Tesla stuff will have everything you need. He is expensive, but he'll have what you need. Browse his store and get an idea of what you'll need to look for.
That Cap you have tagged would probably not work very well, the capacitance is kinda low.
The power supply you have tagged, what is that? a rack mount DC supply? If you need a low volt DC power supply, Uzzors has a nice ATX hack on his site that you probably already have all the stuff for in your garage already.
I'd say read a bit more about Tesla coiling before you actually buy any stuff. When I first realized I wanted to build a Tesla coil, I bought a whole box of capacitors on ebay because they said "Tesla Coil" on the auction, and only after I read a bit more did I realize that the ones I bought were useless. People put "Tesla coil" on a lot of stuff on ebay that has absolutely zero to do with tesla coiling because they either don't know any better, or because they know that someone out there will bite on the baited hook.
Read all the good sites, see what folks out there are using, and try to follow what worked for them on your first coil. Then once you've got one up and working, and understand how it works, then you can experiment with new stuff.
Try deepfried neon. Or Terry Fritz. Or Even Ritchie's site.
Registered Member #952
Joined: Mon Aug 13 2007, 11:07AM
Location: Finland
Posts: 388
adamjon858 wrote ...
Alright, so I'm going to need primary and secondary coils, a transformer, and a mmc?
All of the other parts seem to be just small electronic components that are readily available online.
Could anyone point me to ebay auctions for these things? I want to make sure I don't buy the wrong thing.
Would this work for an mmc?
Would this work for power?
Also, what's the safest way to hook one of these "plugless" power supplies into an outlet?
Also, Steve mentions tuning the LC circuit between the tank and the primary coil, is this very hard to do? I don't have an oscilloscope...
Which are you actually gonna build? SGTC or SSTC?
You won't need a mmc in a solid state tesla coil. 24 volts isn't enough for a spark gap tesla coil.
That power supply is useful for SSTC. Its output current is a bit low, though.
LC tuning circuit is needed in a SGTC, not SSTC. Solid state coil are tuned by 'solid state tuning circuit', for example Steve's Class E coil takes feedback from the coil with an antenna, it's fed through an amplifier (gate driver) to mosfet gate and voilá, it's automatically in resonance.

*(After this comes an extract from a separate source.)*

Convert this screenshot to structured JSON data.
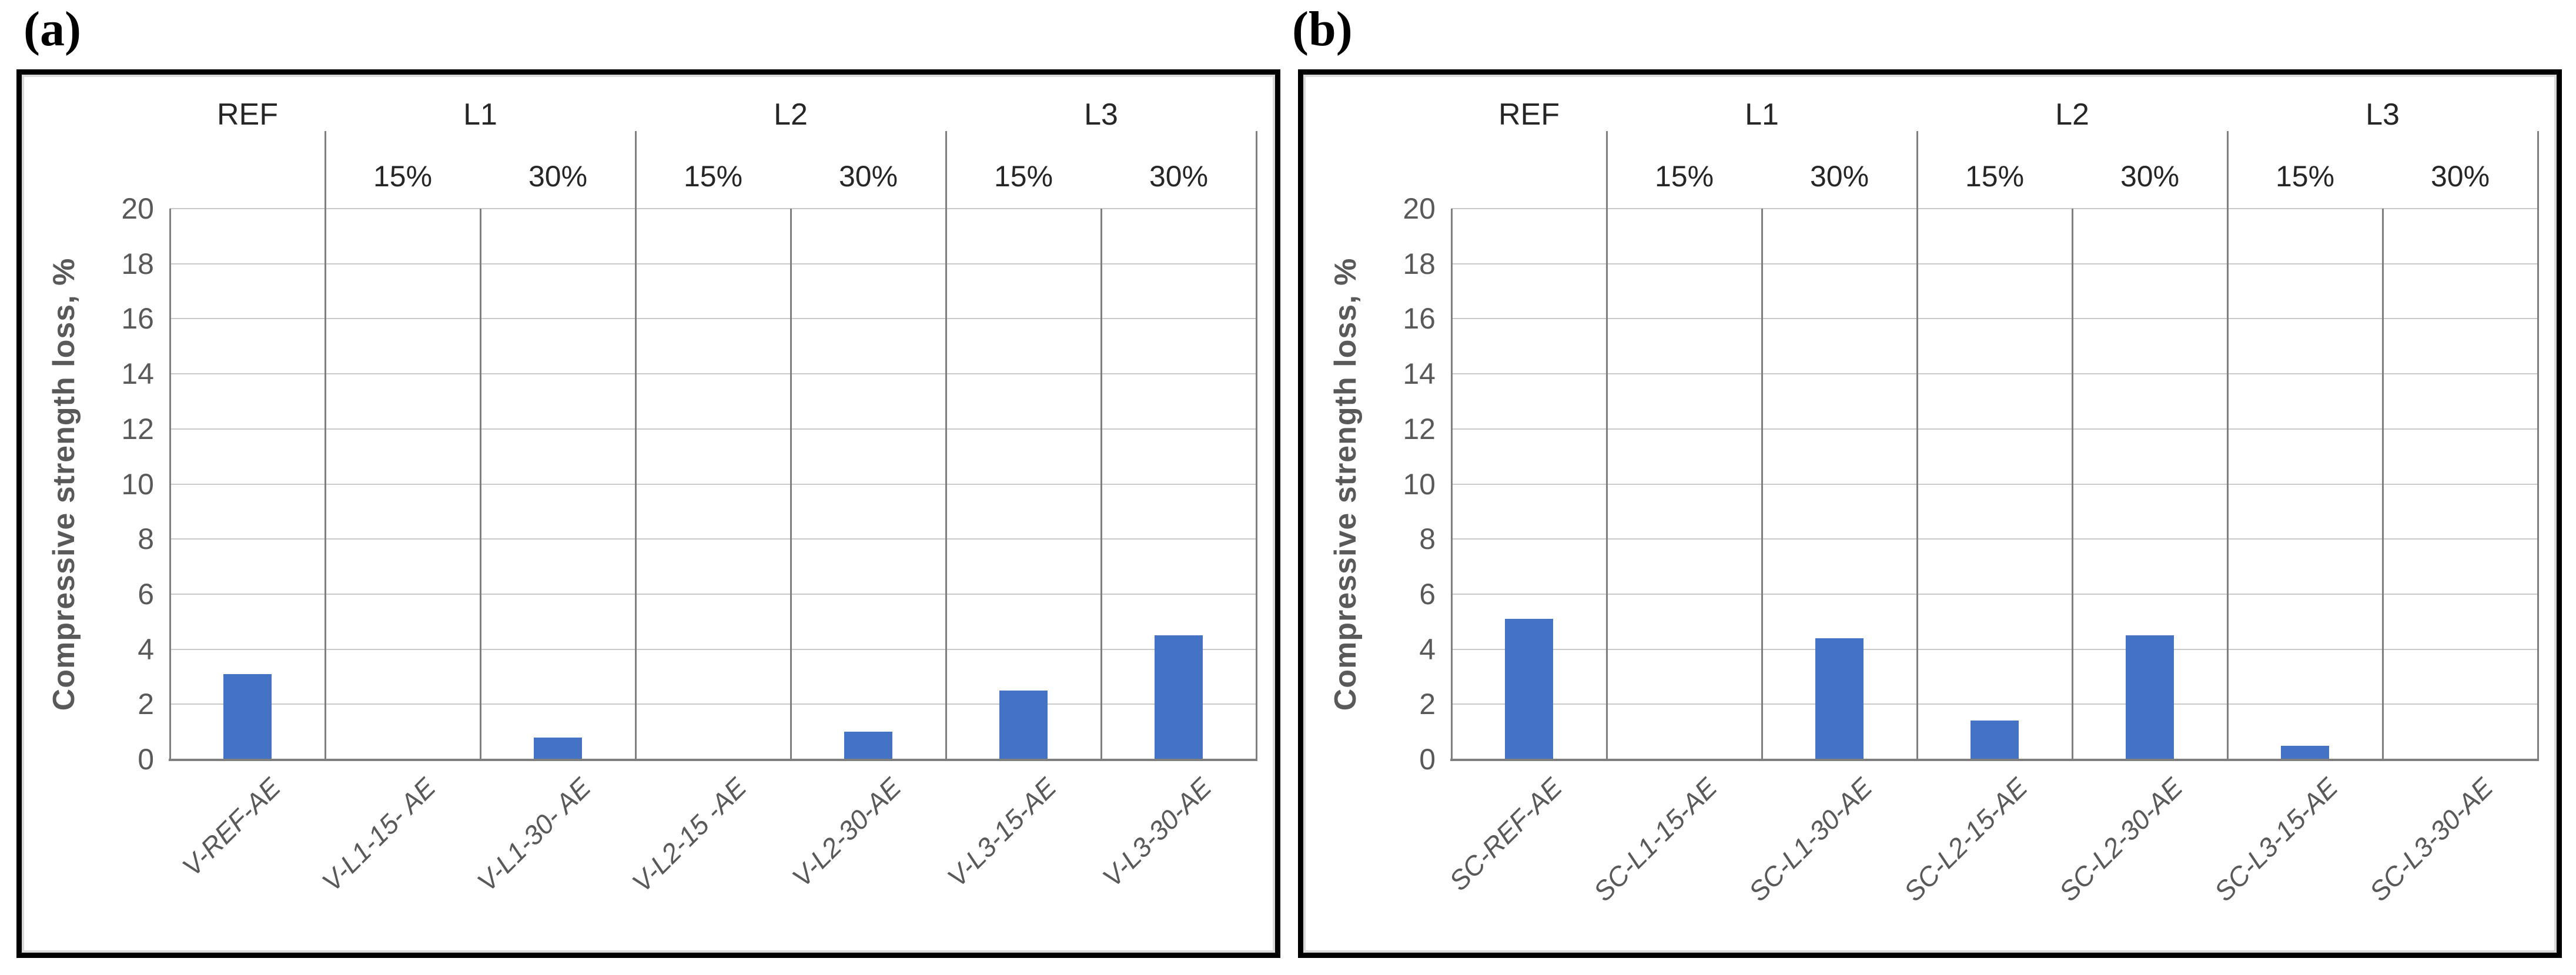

Either way, you won't need a scope to tune the LC circuit in SGTC (your scope would die if you hook it to the sgtc primary circuit). You just need to get a cap that is approximately resonant and then try with different number of primary turns to get exact resonance.
Registered Member #952
Joined: Mon Aug 13 2007, 11:07AM
Location: Finland
Posts: 388
Read this:
Steve's page wrote ...
L1 and C6 make up a tuned circuit of sorts. Basically what happens is when the MOSFET turns on, current builds up in the primary coil and any other leakage inductance in the circuit. When the MOSFET opens up, the stored energy is released as the magnetic field collapses. This generates an EMF which charges the capacitor across the MOSFET. Once the capacitor has reached its maximum voltage, it begins driving voltage back through the primary inductance (voltage falls). Our hope is that after the voltage peaks, it returns back to zero smoothly (meaning the circuit is critically damped). This means that there is no turn on switching loss since the voltage across the MOSFET is zero when it turns on, and if the voltage doesn't dive lower than zero, there is no current flow in the reverse diode.
Class E doesn't need a big, high energy tank cap as SGTC does. The cap is there, as Steve's page said, for damping the circuit so that the voltage over the MOSFET is zero when it switches on. That reduces greatly the switching losses. Usually the tank cap is just a single or a few small capacitors. You will need a scope for Class-E tuning, that's pretty different business than SGTC tuning.